Thomas Jefferson won the election to become The President of the United States in 1801 and served to 1809.
Some of his major accomplishments: Elected to the Second Continental Congress, meeting in Philadelphia, Jefferson was appointed on June 11, 1776, to head a committee of five in preparing the Declaration of Independence. He was its primary author. Returning to Virginia late in 1776, Jefferson served until 1779 in the House of Delegates. In 1776 he succeeded in obtaining the abolition of entail; his proposal to abolish primogeniture became law in 1785. In June 1779, Jefferson was elected governor of Virginia. April 1784 he submitted Notes on the Establishment of a Money Unit and of a Coinage for the United States in which he advised the use of a decimal system.
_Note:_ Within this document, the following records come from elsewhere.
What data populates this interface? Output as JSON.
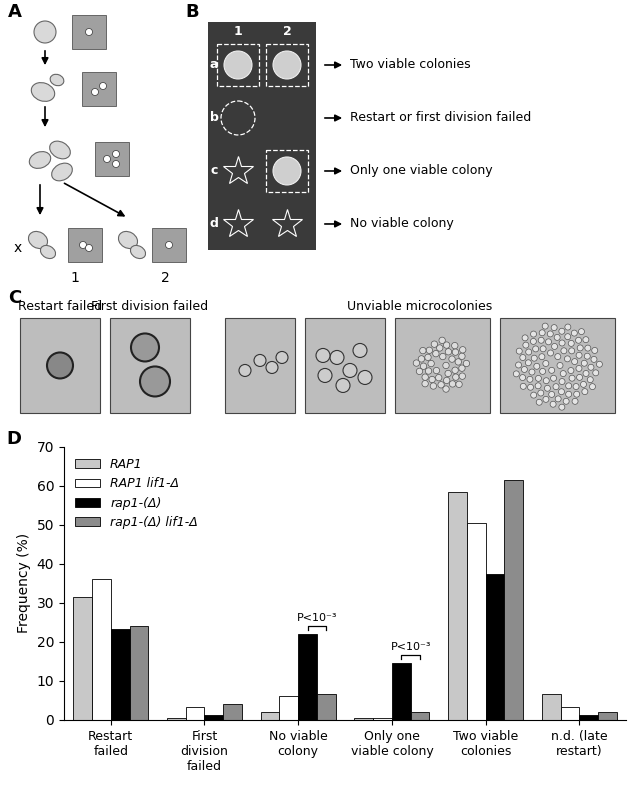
{
  "diagram": {
    "panel_A": {
      "label": "A",
      "discarded": "x",
      "daughters": [
        "1",
        "2"
      ]
    },
    "panel_B": {
      "label": "B",
      "columns": [
        "1",
        "2"
      ],
      "rows": [
        {
          "id": "a",
          "outcome": "Two viable colonies",
          "colonies": [
            true,
            true
          ]
        },
        {
          "id": "b",
          "outcome": "Restart or first division failed",
          "colonies": [
            null,
            null
          ]
        },
        {
          "id": "c",
          "outcome": "Only one viable colony",
          "colonies": [
            false,
            true
          ]
        },
        {
          "id": "d",
          "outcome": "No viable colony",
          "colonies": [
            false,
            false
          ]
        }
      ]
    },
    "panel_C": {
      "label": "C",
      "captions": [
        "Restart failed",
        "First division failed",
        "Unviable microcolonies"
      ]
    }
  },
  "chart_data": {
    "type": "bar",
    "panel_label": "D",
    "y_label": "Frequency (%)",
    "categories": [
      "Restart failed",
      "First division failed",
      "No viable colony",
      "Only one viable colony",
      "Two viable colonies",
      "n.d. (late restart)"
    ],
    "series": [
      {
        "name": "RAP1",
        "color": "#c8c8c8",
        "values": [
          31.5,
          0.5,
          2,
          0.5,
          58.5,
          6.5
        ]
      },
      {
        "name": "RAP1 lif1-Δ",
        "color": "#ffffff",
        "values": [
          36,
          3.3,
          6,
          0.5,
          50.5,
          3.3
        ]
      },
      {
        "name": "rap1-(Δ)",
        "color": "#000000",
        "values": [
          23.3,
          1.2,
          22,
          14.5,
          37.5,
          1.2
        ]
      },
      {
        "name": "rap1-(Δ) lif1-Δ",
        "color": "#8c8c8c",
        "values": [
          24,
          4,
          6.5,
          2,
          61.5,
          2
        ]
      }
    ],
    "ylim": [
      0,
      70
    ],
    "yticks": [
      0,
      10,
      20,
      30,
      40,
      50,
      60,
      70
    ],
    "grid": false,
    "legend": "upper left",
    "annotations": [
      {
        "text": "P<10⁻³",
        "category": "No viable colony",
        "between": [
          "rap1-(Δ)",
          "rap1-(Δ) lif1-Δ"
        ]
      },
      {
        "text": "P<10⁻³",
        "category": "Only one viable colony",
        "between": [
          "rap1-(Δ)",
          "rap1-(Δ) lif1-Δ"
        ]
      }
    ]
  }
}
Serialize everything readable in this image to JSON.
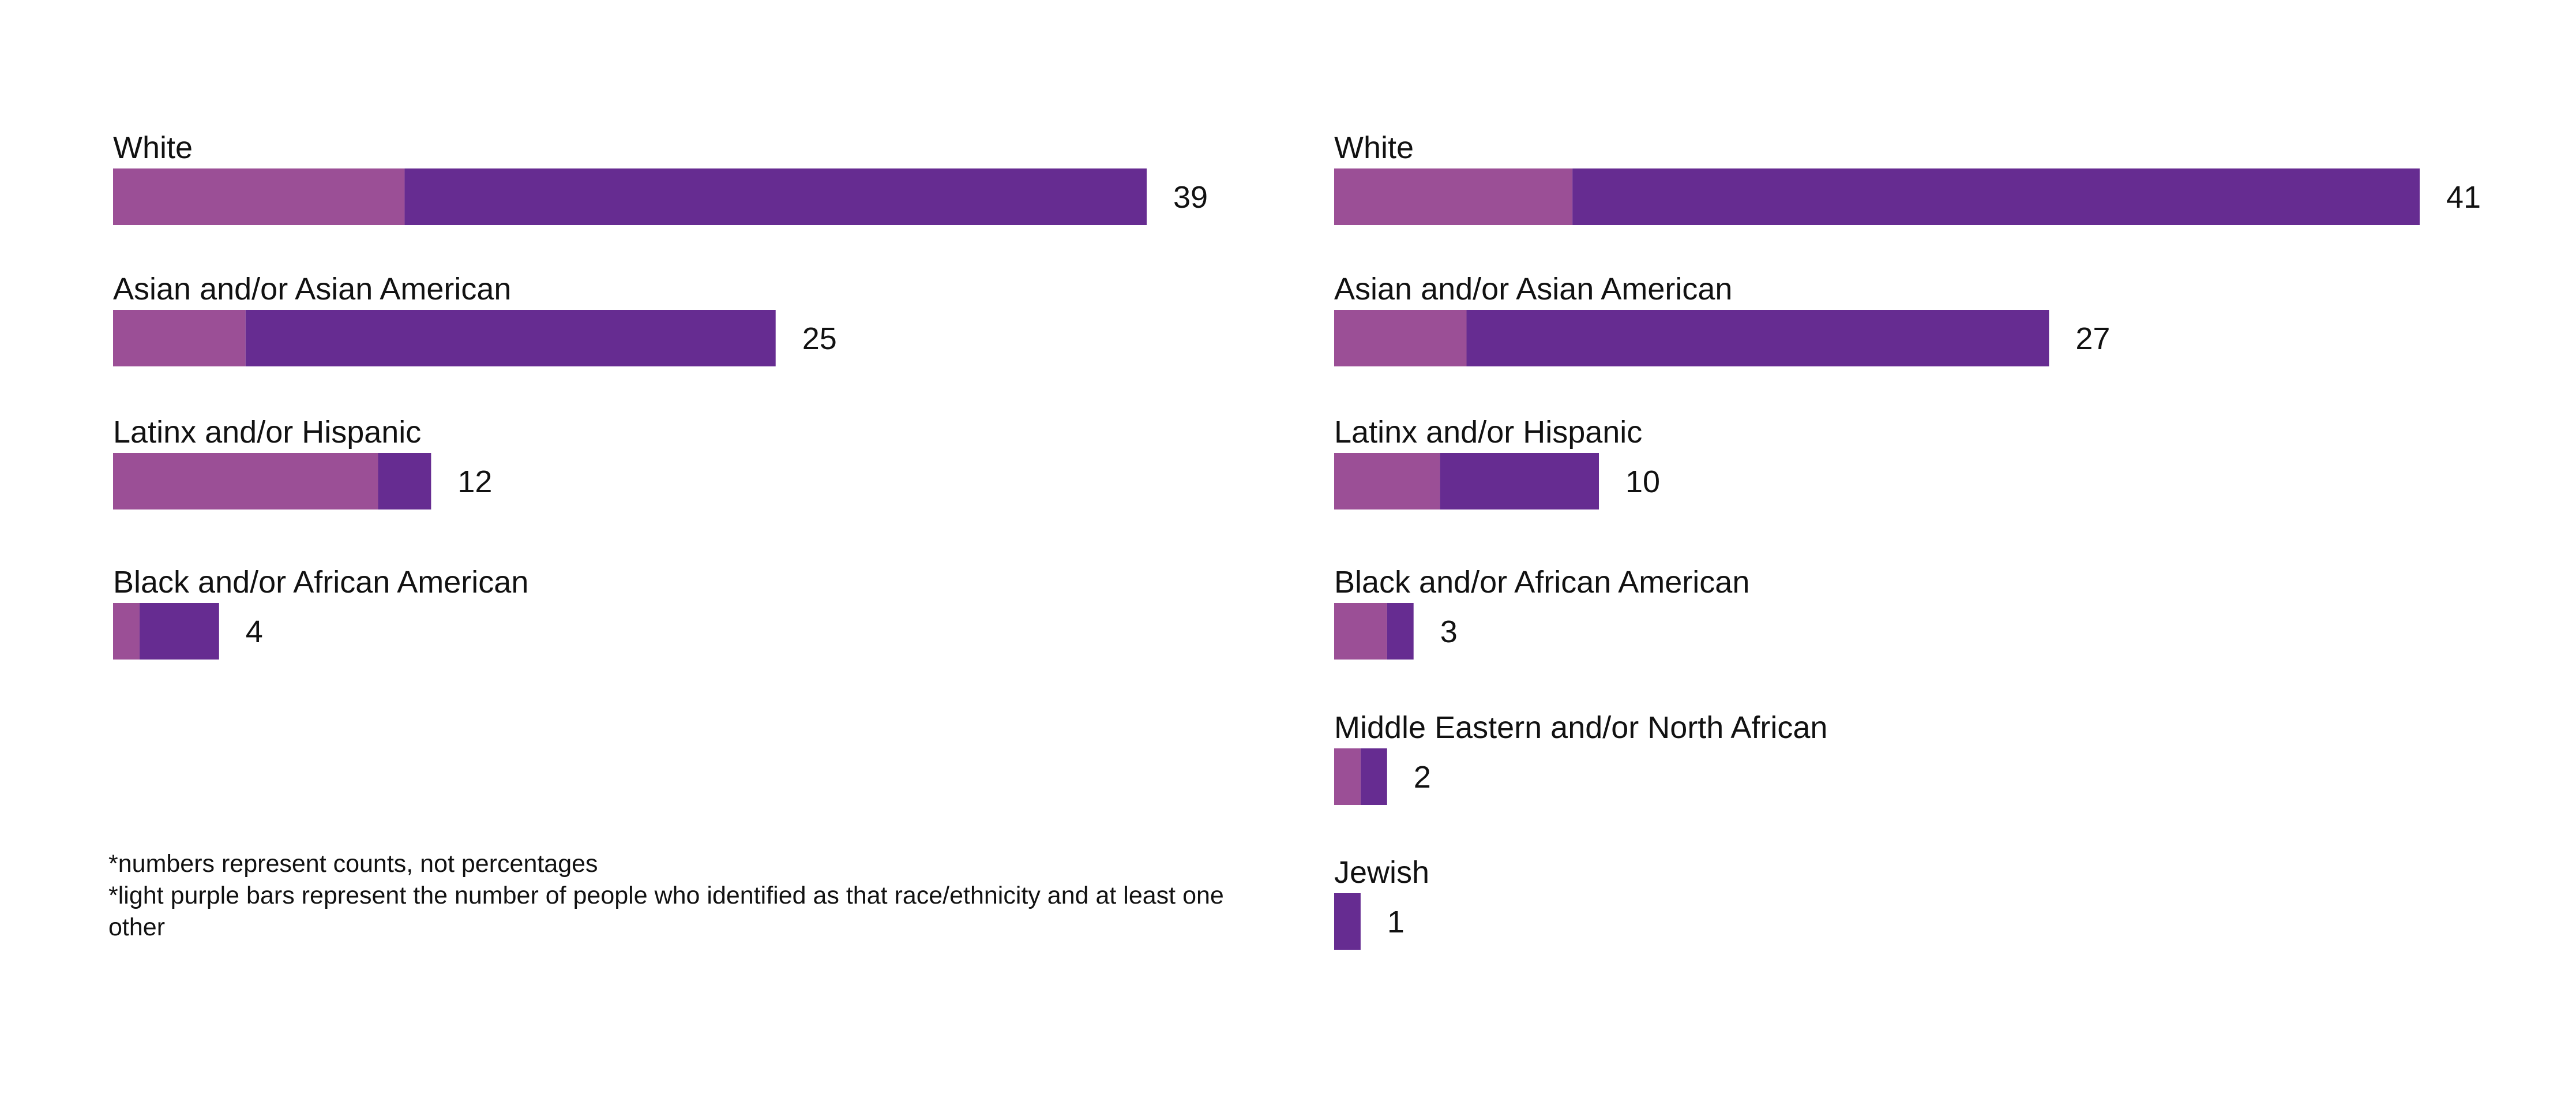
{
  "colors": {
    "multi": "#9b4f96",
    "single": "#662c91",
    "text": "#111111"
  },
  "chart_data": [
    {
      "type": "bar",
      "orientation": "horizontal",
      "stacked": true,
      "categories": [
        "White",
        "Asian and/or Asian American",
        "Latinx and/or Hispanic",
        "Black and/or African American"
      ],
      "series": [
        {
          "values": [
            11,
            5,
            10,
            1
          ]
        },
        {
          "values": [
            28,
            20,
            2,
            3
          ]
        }
      ],
      "totals": [
        39,
        25,
        12,
        4
      ],
      "xlim": [
        0,
        39
      ],
      "grid": false
    },
    {
      "type": "bar",
      "orientation": "horizontal",
      "stacked": true,
      "categories": [
        "White",
        "Asian and/or Asian American",
        "Latinx and/or Hispanic",
        "Black and/or African American",
        "Middle Eastern and/or North African",
        "Jewish"
      ],
      "series": [
        {
          "values": [
            9,
            5,
            4,
            2,
            1,
            0
          ]
        },
        {
          "values": [
            32,
            22,
            6,
            1,
            1,
            1
          ]
        }
      ],
      "totals": [
        41,
        27,
        10,
        3,
        2,
        1
      ],
      "xlim": [
        0,
        41
      ],
      "grid": false
    }
  ],
  "notes": [
    "*numbers represent counts, not percentages",
    "*light purple bars represent the number of people who identified as that race/ethnicity and at least one other"
  ]
}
This report led to the adoption (1792) of the dollar, rather than the pound, as the basic monetary unit in the United States. He was sent to Paris initially as a commissioner to help negotiate commercial treaties; then in 1785 he succeeded Benjamin Franklin as minister to France. Congress confirmed his appointment as secretary of state in the first administration of George Washington. Jefferson accepted the position with some reluctance and largely because of Washington's insistence. He was also the President Featured on the two dollar bill.
In the final 17 years of his life, Jefferson's major accomplishment was the founding (1819) of the University of Virginia at Charlottesville. He conceived it, planned it, designed it, and supervised both its construction and the hiring of faculty. The university was the last of three contributions by which Jefferson wished to be remembered; they constituted a trilogy of interrelated causes: freedom from Britain, freedom of conscience, and freedom maintained through education. On July 4, 1826, the 50th anniversary of the Declaration of Independence, Jefferson died at Monticello.